Helga Lemke, executive director of a California Head Start program, testified Tuesday that the Castle bill, as drafted, would not even require states to meet current Head Start performance standards to participate in the demonstration project. "Cash-strapped states can't be counted on to maintain the same comprehensive services that Head Start offers," she said.

From the panelists' discussion, it was clear that Castle's other major proposal to require that 50 percent of Head Start teachers hold a bachelors degree by 2008 is far less controversial. Amy Wilkins, executive director of the Trust for Early Education, said that increasing the quality of Head Start teachers would be the most effective thing that the federal government could do to improve outcomes for Head Start children. Members of the panel, Republicans and Democrats alike, agreed that the federal government would have to increase pay for Head Start teachers to attract and retain degree-holding teachers. Wilkins estimated that the cost could reach $2.2 billion by 2008.

COMMENTS

  • The Head Start program is worth having. Be careful about wanting to get rid of everything we have today that is not in the Constituiton. You may get what you are complaining about and it may affect something you want.
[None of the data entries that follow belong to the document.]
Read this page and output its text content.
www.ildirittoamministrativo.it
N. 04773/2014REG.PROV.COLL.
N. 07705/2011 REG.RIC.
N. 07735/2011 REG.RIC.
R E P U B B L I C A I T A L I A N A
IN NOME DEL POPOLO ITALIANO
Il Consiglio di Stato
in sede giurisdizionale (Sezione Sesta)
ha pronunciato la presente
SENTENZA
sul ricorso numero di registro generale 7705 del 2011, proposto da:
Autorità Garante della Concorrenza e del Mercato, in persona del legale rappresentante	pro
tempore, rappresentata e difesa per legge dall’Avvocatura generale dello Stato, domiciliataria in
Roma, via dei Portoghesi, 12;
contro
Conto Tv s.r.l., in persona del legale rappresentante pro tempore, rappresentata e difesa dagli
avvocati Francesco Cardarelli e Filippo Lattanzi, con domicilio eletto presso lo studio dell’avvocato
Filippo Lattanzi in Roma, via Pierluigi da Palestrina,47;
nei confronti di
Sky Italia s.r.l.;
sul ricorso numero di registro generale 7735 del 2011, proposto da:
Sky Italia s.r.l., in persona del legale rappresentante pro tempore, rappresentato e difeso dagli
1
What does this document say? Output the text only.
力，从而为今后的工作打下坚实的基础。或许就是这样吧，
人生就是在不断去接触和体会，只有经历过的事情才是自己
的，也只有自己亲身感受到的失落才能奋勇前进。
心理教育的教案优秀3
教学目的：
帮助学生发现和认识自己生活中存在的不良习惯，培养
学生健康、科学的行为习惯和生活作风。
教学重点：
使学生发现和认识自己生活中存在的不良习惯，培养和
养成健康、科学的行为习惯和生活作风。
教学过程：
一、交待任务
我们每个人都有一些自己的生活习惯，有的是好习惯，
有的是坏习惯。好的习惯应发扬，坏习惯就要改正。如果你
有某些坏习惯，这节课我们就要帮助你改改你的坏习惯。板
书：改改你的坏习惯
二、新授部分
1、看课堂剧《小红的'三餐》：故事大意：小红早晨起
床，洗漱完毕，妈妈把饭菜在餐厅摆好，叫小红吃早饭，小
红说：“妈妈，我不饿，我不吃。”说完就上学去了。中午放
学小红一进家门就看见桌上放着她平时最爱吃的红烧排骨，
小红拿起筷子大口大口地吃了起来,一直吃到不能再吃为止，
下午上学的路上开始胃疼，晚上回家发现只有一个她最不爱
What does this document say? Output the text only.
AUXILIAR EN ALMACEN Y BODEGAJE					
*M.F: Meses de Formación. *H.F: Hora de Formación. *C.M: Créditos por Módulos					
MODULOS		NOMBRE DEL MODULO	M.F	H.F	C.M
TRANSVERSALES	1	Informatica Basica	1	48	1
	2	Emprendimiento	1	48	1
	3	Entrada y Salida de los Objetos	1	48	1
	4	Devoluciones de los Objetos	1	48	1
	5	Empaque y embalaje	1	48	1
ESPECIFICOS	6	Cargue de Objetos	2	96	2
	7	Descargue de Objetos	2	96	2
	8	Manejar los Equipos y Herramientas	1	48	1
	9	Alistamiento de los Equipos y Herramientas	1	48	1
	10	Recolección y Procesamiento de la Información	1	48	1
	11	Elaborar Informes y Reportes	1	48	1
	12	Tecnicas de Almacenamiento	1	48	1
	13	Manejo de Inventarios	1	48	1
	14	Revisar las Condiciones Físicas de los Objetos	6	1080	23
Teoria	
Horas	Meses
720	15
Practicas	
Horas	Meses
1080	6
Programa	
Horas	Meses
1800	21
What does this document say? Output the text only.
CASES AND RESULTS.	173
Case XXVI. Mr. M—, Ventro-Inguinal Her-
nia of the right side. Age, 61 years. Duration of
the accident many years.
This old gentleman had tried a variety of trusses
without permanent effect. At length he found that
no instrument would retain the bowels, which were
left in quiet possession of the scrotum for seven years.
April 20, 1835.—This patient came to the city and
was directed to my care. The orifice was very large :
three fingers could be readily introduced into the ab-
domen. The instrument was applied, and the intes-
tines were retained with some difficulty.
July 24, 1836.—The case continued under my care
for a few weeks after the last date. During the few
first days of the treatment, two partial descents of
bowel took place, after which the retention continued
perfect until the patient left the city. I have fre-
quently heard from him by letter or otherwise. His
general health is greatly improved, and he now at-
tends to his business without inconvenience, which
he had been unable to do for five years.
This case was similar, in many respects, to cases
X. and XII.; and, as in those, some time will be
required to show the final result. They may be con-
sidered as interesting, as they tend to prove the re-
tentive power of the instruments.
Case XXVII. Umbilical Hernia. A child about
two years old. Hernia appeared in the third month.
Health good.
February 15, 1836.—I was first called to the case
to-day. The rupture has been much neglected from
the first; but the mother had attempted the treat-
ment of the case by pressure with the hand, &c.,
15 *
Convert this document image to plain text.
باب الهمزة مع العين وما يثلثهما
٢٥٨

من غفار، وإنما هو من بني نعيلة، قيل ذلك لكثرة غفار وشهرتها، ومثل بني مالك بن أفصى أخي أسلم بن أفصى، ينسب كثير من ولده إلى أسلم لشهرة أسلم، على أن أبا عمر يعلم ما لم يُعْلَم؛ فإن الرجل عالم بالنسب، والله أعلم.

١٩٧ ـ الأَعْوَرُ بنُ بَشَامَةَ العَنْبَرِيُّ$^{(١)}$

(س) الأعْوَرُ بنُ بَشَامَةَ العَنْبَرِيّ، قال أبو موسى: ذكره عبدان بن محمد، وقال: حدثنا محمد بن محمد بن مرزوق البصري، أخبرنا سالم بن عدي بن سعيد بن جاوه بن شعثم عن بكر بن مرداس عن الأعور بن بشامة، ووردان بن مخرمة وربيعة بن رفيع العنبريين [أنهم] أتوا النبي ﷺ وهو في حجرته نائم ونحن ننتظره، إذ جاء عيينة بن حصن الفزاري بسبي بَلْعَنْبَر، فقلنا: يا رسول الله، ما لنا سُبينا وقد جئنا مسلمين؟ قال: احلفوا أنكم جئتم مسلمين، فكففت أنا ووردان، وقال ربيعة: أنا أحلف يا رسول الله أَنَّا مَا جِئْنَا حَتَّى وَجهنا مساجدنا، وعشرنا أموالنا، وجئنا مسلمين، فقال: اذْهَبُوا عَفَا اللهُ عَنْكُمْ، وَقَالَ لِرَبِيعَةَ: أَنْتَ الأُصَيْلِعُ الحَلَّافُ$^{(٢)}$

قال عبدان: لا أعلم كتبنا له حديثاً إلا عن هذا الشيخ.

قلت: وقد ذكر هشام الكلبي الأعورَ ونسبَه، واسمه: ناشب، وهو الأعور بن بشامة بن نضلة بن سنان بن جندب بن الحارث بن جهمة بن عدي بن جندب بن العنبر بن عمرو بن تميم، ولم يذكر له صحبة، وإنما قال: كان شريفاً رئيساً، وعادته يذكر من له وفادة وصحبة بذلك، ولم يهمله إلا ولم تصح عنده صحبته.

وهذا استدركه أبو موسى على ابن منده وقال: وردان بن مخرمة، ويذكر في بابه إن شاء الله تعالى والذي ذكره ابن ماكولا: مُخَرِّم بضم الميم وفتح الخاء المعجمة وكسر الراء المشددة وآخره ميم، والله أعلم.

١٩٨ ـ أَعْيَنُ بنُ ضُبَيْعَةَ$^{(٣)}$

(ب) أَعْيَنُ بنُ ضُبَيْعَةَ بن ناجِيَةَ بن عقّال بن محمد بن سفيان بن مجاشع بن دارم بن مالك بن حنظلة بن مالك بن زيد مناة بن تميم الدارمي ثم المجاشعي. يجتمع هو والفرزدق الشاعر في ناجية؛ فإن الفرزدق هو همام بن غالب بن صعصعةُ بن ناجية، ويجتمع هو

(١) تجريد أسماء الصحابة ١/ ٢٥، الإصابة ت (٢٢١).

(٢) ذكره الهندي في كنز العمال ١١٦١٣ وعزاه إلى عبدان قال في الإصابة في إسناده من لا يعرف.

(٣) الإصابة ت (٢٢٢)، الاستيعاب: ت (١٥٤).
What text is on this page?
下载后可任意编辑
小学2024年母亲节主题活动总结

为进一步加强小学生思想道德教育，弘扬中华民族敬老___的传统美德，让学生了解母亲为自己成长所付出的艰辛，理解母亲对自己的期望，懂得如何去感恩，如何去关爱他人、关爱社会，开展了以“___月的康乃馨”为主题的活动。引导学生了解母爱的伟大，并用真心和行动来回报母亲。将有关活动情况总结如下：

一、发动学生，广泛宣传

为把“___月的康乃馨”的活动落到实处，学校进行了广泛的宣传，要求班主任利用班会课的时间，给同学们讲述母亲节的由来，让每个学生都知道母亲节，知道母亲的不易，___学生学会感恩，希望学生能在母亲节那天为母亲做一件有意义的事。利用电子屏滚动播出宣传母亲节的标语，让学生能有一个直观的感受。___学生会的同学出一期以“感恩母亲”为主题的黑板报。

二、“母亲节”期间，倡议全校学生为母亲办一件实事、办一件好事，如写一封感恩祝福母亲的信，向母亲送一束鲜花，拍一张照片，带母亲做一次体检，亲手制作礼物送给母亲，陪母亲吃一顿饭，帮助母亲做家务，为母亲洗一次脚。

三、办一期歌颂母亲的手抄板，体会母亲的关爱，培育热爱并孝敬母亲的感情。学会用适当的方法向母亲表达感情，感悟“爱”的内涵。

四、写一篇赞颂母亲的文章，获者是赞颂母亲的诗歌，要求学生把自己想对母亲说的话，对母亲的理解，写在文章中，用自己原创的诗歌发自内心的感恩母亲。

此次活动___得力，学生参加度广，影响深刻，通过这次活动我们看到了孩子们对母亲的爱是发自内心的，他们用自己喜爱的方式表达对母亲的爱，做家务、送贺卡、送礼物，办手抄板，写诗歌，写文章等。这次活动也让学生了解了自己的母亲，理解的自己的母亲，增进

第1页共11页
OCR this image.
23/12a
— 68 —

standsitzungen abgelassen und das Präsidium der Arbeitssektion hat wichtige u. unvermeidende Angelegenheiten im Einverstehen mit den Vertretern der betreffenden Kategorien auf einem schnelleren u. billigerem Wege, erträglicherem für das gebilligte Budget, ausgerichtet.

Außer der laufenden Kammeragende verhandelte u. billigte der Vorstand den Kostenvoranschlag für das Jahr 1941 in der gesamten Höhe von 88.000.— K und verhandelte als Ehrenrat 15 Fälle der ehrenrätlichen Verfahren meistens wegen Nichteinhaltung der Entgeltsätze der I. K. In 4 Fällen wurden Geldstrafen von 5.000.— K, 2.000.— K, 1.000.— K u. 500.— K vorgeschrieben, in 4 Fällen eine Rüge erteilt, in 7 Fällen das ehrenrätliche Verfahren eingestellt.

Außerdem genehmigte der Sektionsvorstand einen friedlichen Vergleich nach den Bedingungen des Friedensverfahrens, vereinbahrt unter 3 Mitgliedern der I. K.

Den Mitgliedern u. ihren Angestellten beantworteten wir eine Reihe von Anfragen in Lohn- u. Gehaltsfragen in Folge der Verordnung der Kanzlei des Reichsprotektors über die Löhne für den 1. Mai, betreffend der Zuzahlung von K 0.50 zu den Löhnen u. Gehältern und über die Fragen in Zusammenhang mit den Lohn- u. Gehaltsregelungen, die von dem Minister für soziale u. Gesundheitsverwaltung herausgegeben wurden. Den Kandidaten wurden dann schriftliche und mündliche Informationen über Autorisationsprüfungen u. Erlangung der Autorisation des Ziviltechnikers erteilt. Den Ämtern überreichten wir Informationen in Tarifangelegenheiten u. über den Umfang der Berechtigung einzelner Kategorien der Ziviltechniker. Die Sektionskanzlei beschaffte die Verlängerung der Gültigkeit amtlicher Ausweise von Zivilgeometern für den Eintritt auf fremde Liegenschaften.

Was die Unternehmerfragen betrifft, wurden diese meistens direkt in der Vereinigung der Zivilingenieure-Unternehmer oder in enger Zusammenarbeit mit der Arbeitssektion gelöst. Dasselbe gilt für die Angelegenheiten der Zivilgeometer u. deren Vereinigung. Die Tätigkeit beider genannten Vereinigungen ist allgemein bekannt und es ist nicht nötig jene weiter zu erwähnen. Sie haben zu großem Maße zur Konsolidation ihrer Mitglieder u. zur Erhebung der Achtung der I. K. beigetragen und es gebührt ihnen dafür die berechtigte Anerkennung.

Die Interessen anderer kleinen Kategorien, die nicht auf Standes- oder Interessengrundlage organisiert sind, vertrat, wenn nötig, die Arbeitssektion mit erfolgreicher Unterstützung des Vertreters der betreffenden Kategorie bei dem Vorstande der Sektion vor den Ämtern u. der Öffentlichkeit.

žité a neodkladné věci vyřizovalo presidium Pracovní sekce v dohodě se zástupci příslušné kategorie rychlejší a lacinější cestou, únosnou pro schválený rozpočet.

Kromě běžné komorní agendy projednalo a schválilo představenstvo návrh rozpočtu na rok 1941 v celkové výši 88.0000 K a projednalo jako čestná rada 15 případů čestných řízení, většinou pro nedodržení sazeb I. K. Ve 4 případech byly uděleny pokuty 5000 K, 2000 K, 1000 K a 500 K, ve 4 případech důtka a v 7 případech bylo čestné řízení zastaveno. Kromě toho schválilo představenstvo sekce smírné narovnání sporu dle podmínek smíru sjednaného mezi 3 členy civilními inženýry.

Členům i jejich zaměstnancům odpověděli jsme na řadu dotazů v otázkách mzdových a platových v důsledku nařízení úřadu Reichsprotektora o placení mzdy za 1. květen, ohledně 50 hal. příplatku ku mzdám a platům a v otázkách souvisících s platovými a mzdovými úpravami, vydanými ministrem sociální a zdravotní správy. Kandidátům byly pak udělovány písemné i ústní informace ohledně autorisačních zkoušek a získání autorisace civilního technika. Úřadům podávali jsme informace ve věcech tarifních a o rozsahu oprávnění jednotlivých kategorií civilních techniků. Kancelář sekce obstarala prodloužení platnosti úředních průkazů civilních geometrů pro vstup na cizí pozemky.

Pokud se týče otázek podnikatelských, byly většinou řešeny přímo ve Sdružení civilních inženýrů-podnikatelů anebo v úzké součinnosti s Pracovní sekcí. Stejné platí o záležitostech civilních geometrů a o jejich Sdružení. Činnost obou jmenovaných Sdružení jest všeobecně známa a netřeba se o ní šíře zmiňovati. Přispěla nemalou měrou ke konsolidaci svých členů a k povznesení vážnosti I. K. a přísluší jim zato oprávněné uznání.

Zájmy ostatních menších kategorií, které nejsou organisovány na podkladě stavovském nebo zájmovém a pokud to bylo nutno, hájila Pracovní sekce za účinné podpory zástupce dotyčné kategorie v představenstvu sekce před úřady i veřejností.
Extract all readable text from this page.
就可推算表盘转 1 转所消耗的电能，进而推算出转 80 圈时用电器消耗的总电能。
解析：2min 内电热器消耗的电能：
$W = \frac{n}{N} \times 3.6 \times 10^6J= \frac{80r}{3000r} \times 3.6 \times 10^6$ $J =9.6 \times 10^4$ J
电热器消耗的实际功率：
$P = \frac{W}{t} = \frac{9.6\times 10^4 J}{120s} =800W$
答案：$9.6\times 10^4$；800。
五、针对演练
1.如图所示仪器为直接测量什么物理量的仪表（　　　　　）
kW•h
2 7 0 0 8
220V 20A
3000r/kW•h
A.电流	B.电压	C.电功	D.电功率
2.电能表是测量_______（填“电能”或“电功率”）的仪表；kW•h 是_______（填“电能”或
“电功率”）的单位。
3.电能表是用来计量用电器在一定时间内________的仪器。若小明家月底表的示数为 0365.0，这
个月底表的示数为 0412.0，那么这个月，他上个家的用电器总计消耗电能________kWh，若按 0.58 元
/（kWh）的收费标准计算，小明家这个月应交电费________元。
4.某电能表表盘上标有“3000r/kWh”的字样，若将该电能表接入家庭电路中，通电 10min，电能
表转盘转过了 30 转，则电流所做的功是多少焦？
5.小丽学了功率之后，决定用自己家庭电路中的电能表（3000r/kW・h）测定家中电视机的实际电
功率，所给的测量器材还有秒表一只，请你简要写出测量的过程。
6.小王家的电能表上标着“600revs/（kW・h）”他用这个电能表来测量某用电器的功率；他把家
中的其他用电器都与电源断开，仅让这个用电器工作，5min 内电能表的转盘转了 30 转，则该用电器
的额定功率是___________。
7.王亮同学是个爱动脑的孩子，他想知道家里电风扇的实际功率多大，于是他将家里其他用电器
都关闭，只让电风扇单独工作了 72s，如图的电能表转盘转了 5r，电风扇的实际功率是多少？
Nothing about bailing out airlines, nothing about giving billions to foreign countries etc. Leave Head Start alone and it will pay the country back with better people than you will get without it.
  • The federal government should not even be in this area - read the constitution guys. Get rid of the department and save the money - if the states want it they can increase taxes and offer the program that their citizens desire, or not. This is a waste of federal tax funds- that does not mean the program is not of value. However, the determination of whether or not to have the program should be at a more local level. My guess is that it is a relatively low priority for most states and the states cannot fund their higher priorities because the feds take the citizens money and fund this stuff at the federal level and circumvent the states. Of course some association in Washington DC knows best for everyone in the country and the local leaders are not the place to put the decisions because the people in Washington would be without a job.